Paul de Souza, the study's principal investigator at the Roslin Institute in Edinburgh, said that although the aim was to harvest stem cells from the embryos, efforts to do this had so far not been successful. "We've made half a dozen blastocysts. We have not at present got embryonic stem cells, that continues to be our ambition," Dr de Souza told the British Association for the Advancement of Science meeting in Dublin.
Parthenogenesis - which literally means virgin birth - is a common form of asexual reproduction in many animals but not in mammals, the group to which humans belong.
Dr de Souza said there was no intention of implanting the embryos into the womb of a woman and that his government licence from the Human Fertilisation and Embryology Authority was strictly for research. "If we don't put these artificial conceptuses into a uterus, they will go nowhere. They will not result in a foetus, they will not result in a life," he said.
The announcement of the first human embryos created by parthenogenesis is likely to be criticised by "pro-life" groups who oppose all research that involves creating human embryos for research purposes, he said.
The scientists at the Roslin Institute, where Dolly the sheep was cloned, used about 300 eggs taken from the ovaries of women undergoing an operation to make them sterile who had given their consent. About half the eggs matured successfully in the laboratory and about 5 per cent of these divided several times to produce a blastocyst, he said.

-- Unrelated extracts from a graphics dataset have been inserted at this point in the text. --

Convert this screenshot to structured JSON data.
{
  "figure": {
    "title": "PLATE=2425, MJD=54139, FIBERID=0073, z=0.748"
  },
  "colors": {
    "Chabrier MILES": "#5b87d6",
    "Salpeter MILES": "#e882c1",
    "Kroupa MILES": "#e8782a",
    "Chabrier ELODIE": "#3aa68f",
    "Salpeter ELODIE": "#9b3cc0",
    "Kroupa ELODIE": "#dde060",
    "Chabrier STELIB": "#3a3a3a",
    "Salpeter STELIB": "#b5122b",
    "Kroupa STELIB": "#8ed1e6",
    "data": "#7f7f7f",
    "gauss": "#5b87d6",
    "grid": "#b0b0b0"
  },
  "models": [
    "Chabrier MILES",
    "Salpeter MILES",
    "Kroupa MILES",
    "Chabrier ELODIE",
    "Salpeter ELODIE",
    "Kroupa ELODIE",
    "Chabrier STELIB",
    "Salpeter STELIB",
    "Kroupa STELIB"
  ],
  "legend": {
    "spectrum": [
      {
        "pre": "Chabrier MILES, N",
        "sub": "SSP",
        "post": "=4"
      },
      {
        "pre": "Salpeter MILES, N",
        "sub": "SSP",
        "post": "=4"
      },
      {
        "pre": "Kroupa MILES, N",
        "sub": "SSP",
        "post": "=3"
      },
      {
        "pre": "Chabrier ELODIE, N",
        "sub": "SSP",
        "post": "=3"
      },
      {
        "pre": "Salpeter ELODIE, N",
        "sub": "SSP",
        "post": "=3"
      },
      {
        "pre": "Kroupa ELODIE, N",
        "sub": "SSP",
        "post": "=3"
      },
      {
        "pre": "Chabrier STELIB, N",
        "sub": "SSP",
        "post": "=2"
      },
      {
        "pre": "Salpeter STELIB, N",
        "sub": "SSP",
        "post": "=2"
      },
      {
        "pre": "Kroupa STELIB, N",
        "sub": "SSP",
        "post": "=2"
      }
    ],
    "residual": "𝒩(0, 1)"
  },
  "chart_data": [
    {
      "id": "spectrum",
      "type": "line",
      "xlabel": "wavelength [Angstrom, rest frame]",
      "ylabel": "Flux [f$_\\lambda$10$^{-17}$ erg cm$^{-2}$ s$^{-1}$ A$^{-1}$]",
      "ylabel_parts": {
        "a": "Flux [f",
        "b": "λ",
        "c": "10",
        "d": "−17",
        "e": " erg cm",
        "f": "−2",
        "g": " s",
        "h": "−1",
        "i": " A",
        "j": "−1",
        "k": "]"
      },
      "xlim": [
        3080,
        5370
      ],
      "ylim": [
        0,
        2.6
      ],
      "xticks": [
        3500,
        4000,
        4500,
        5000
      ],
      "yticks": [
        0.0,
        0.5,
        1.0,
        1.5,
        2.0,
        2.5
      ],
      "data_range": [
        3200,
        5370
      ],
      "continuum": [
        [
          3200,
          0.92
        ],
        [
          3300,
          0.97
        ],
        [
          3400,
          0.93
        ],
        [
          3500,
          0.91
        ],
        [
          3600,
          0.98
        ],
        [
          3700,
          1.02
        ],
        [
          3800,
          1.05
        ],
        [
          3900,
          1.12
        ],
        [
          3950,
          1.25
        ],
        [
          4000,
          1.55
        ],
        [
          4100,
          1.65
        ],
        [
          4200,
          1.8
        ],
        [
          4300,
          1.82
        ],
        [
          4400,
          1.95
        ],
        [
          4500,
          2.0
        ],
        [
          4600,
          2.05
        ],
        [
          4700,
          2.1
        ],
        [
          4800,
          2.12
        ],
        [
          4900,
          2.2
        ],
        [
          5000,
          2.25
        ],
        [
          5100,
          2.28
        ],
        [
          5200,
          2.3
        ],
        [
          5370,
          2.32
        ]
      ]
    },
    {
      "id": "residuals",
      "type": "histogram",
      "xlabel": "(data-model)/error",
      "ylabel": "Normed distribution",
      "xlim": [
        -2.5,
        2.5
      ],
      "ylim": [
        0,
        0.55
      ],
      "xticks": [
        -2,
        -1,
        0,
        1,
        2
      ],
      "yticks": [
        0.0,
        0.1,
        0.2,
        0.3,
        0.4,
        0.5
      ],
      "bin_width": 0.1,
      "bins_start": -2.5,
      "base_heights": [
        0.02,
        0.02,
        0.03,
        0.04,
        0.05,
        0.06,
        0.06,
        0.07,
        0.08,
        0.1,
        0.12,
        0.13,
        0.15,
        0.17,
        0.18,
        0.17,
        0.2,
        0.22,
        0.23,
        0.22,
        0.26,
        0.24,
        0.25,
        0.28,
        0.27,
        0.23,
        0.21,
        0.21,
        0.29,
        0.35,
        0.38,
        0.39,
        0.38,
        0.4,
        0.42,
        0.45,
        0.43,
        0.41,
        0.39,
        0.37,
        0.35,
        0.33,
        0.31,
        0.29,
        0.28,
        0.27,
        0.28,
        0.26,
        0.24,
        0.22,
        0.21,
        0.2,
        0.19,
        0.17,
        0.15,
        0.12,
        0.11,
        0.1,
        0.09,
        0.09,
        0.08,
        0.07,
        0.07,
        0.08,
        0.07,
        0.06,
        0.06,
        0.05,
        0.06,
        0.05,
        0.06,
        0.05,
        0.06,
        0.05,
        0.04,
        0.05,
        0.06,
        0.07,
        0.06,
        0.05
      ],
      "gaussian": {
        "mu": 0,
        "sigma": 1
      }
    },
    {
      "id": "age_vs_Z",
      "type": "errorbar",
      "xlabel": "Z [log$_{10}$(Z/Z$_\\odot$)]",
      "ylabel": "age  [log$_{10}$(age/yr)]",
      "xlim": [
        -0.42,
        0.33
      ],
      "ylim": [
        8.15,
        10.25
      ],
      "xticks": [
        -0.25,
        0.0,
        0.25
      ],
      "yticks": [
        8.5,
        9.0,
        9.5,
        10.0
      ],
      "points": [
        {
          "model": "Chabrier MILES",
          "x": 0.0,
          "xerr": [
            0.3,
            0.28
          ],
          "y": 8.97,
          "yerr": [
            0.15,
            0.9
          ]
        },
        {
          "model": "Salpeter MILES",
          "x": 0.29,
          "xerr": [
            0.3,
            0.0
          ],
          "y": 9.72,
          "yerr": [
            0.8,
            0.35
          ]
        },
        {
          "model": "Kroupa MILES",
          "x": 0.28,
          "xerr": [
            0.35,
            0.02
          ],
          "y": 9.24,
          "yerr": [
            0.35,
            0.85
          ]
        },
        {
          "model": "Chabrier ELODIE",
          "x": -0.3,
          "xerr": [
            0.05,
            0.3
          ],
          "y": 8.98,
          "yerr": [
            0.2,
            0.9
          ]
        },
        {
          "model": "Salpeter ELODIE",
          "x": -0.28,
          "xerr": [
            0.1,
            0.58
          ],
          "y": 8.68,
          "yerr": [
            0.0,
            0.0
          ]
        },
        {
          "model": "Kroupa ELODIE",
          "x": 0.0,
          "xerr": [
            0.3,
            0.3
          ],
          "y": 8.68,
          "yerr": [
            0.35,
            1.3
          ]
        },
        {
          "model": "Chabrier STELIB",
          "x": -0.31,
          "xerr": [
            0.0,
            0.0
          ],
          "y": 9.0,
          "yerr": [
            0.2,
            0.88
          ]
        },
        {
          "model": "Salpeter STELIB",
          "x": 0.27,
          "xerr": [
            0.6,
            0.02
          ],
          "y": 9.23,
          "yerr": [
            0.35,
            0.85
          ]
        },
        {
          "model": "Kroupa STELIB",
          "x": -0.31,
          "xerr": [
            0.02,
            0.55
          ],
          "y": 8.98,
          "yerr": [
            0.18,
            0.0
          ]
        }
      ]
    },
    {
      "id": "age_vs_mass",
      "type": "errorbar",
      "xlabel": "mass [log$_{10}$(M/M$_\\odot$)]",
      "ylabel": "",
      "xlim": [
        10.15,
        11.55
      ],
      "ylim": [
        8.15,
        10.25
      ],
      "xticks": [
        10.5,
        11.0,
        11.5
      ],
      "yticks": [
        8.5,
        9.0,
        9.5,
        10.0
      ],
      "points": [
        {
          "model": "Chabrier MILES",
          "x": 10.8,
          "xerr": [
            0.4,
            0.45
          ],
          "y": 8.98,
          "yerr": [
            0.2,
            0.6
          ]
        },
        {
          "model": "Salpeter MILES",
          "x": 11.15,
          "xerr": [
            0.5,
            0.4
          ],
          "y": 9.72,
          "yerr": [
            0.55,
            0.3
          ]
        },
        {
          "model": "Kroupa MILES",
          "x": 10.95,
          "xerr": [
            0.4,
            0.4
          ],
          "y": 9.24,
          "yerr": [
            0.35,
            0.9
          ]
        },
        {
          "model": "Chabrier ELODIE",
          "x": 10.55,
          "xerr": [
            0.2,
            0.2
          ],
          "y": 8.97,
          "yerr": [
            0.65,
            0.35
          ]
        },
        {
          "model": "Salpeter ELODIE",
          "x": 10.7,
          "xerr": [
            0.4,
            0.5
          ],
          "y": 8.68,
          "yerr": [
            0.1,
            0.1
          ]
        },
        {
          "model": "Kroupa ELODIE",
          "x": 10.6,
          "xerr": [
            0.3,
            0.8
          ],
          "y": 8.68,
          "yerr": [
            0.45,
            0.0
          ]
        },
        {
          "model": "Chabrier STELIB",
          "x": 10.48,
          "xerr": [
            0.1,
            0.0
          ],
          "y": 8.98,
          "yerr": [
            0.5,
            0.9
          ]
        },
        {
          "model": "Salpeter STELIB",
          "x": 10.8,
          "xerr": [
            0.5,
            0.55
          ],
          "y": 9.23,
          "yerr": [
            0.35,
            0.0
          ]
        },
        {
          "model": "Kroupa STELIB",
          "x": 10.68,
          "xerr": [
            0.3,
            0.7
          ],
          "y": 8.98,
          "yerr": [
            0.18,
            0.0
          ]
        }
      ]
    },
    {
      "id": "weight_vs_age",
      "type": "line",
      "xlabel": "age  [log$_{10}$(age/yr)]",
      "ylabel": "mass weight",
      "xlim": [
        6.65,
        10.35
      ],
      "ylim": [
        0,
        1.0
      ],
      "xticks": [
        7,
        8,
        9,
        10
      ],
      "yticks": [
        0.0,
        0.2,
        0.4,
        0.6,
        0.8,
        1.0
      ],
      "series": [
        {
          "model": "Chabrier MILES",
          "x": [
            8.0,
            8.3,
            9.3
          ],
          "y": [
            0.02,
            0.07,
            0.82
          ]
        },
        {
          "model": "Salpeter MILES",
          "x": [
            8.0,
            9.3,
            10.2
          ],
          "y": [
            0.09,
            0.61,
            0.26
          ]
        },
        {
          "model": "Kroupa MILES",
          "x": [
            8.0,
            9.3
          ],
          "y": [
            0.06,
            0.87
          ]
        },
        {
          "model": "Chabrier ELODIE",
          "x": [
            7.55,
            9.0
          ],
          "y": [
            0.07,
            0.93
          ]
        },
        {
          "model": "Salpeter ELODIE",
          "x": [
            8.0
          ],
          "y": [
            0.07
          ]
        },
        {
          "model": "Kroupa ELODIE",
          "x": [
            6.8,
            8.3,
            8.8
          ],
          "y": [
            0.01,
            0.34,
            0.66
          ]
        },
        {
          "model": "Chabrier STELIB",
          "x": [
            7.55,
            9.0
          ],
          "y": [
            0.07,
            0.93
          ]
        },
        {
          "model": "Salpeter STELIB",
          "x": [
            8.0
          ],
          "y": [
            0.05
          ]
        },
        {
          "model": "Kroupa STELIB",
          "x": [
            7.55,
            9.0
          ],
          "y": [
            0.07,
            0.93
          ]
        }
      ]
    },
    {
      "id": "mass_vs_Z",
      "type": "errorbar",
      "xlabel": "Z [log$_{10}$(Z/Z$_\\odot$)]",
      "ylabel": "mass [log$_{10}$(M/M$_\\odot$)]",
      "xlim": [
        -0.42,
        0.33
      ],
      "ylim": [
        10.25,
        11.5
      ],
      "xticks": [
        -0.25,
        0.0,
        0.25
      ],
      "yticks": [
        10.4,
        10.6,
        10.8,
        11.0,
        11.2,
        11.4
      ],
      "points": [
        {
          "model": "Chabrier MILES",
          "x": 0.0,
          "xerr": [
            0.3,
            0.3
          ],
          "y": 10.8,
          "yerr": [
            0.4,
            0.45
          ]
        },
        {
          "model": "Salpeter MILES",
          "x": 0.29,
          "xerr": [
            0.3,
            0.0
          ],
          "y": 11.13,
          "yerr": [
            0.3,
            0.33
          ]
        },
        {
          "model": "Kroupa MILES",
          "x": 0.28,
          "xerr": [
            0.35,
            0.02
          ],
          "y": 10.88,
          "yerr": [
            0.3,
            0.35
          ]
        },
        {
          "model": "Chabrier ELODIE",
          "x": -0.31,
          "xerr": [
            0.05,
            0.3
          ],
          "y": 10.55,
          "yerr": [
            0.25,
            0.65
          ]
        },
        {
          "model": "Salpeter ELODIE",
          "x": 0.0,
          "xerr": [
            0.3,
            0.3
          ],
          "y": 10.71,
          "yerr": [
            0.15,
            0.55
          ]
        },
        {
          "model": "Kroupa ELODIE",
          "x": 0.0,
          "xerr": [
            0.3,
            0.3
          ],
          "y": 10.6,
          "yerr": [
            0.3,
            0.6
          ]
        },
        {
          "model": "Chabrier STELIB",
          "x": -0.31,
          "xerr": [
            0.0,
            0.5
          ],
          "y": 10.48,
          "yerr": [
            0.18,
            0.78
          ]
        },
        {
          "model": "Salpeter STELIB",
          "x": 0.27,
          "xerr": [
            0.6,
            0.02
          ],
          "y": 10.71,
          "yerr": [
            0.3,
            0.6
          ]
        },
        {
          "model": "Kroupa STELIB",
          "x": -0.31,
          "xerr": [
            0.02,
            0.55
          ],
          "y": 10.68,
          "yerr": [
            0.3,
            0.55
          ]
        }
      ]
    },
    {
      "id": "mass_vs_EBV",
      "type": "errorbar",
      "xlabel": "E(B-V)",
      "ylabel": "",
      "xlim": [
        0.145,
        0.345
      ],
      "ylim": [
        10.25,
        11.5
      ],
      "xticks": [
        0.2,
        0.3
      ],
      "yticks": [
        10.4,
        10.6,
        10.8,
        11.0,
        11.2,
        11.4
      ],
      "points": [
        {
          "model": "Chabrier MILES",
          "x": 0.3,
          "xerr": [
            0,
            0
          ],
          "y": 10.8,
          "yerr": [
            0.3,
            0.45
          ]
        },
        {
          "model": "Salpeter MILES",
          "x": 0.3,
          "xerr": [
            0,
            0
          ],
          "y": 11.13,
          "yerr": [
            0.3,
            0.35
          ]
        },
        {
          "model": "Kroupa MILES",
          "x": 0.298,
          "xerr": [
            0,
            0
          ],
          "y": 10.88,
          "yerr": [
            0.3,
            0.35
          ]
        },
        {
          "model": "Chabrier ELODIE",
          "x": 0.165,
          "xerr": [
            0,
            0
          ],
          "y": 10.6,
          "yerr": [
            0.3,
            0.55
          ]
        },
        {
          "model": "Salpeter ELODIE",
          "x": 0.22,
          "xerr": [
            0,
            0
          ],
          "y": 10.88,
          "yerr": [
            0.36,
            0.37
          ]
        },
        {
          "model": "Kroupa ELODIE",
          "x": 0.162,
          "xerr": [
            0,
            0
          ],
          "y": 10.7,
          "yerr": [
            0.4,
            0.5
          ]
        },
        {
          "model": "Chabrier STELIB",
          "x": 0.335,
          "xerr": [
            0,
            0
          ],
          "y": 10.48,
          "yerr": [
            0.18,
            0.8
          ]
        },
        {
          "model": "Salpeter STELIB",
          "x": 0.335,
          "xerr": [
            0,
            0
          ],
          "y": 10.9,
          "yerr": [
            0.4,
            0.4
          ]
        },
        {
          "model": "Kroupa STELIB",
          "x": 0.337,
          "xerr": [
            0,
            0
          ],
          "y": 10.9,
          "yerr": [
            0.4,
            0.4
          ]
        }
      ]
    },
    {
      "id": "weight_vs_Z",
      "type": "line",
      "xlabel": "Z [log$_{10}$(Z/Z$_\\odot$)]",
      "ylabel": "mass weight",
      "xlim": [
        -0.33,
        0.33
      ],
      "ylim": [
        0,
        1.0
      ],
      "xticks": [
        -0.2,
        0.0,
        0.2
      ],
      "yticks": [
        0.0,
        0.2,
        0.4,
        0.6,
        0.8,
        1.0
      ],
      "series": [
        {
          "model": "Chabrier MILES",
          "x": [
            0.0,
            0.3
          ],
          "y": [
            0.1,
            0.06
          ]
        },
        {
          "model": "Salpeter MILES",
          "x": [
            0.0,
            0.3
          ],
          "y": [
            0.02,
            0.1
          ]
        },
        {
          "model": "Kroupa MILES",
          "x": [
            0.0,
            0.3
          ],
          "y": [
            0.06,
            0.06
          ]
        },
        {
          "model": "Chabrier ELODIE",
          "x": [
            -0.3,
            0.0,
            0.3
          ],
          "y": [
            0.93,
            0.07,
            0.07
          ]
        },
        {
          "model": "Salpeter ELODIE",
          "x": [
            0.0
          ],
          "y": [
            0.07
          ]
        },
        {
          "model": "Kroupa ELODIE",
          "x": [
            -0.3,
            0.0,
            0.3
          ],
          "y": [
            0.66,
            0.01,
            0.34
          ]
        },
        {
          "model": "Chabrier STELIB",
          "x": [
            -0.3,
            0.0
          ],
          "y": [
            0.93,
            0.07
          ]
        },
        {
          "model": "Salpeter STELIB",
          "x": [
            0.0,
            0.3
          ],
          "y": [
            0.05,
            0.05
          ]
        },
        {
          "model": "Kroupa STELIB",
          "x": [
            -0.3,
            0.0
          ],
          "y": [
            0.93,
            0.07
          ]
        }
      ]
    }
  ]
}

"We need a blastocyst to recover embryo stem cells and our success rate in recovering embryo stem cells is about one in ten," Dr de Souza said. "I think it's more of a technical challenge [to get stem cells] as distinct from a biological challenge."
Normally eggs and sperm have only half the genetic material and chromosomes of other cells in the body but the scientists have developed a technique whereby the eggs are stimulated to retain all their chromosomes before developing into a pathenogenic embryo.
"We can manipulate that process where normally genetic information is expelled, so that we can create eggs and embryos whose genetic constitution is identical to the mother," Dr de Souza said.
"The tissue we can derive from such an embryo would presumably be compatible for transplantation.
"There are in existence parthenogenic stem cell lines from non-human primates but to date no one has cracked that in humans. I think it's just a matter of the supply of tissue with which to be able to engage in experimentation," he added.
At present only women could benefit from parthenogenic embryos as men cannot produce eggs but scientists are also working on the possibility of using genetic material from sperm to create a parthenogenic embryo.
"Based on experiments in mice we could create what are called androgenotes where we would replace the egg's genetic information with the genetic information from a sperm," Dr de Souza said.
"We could put in two sperms if we wanted to to create a full genetic complement. Androgenotes would be a little more problematic in terms of how exactly matched that tissue would be to the donor because those sperm could have been created through a process where there would have been an expulsion of genetic material," Dr de Souza said.
Parthenogenic embryos offer an alternative way of creating stem cells than cloned embryos, which are created by transfering the nucleus of a skin cell into an egg with its own nucleus removed. Dr de Souza said: "It is possible that the cloned stem cell lines that are produced will not be suitable for therapeutic purposes or not suitable for use as models of genetic diseases.
"We don't know whether any one of them is going to lead to where to want to go and therapy is not the only objective. We also want these cell lines for research," he added.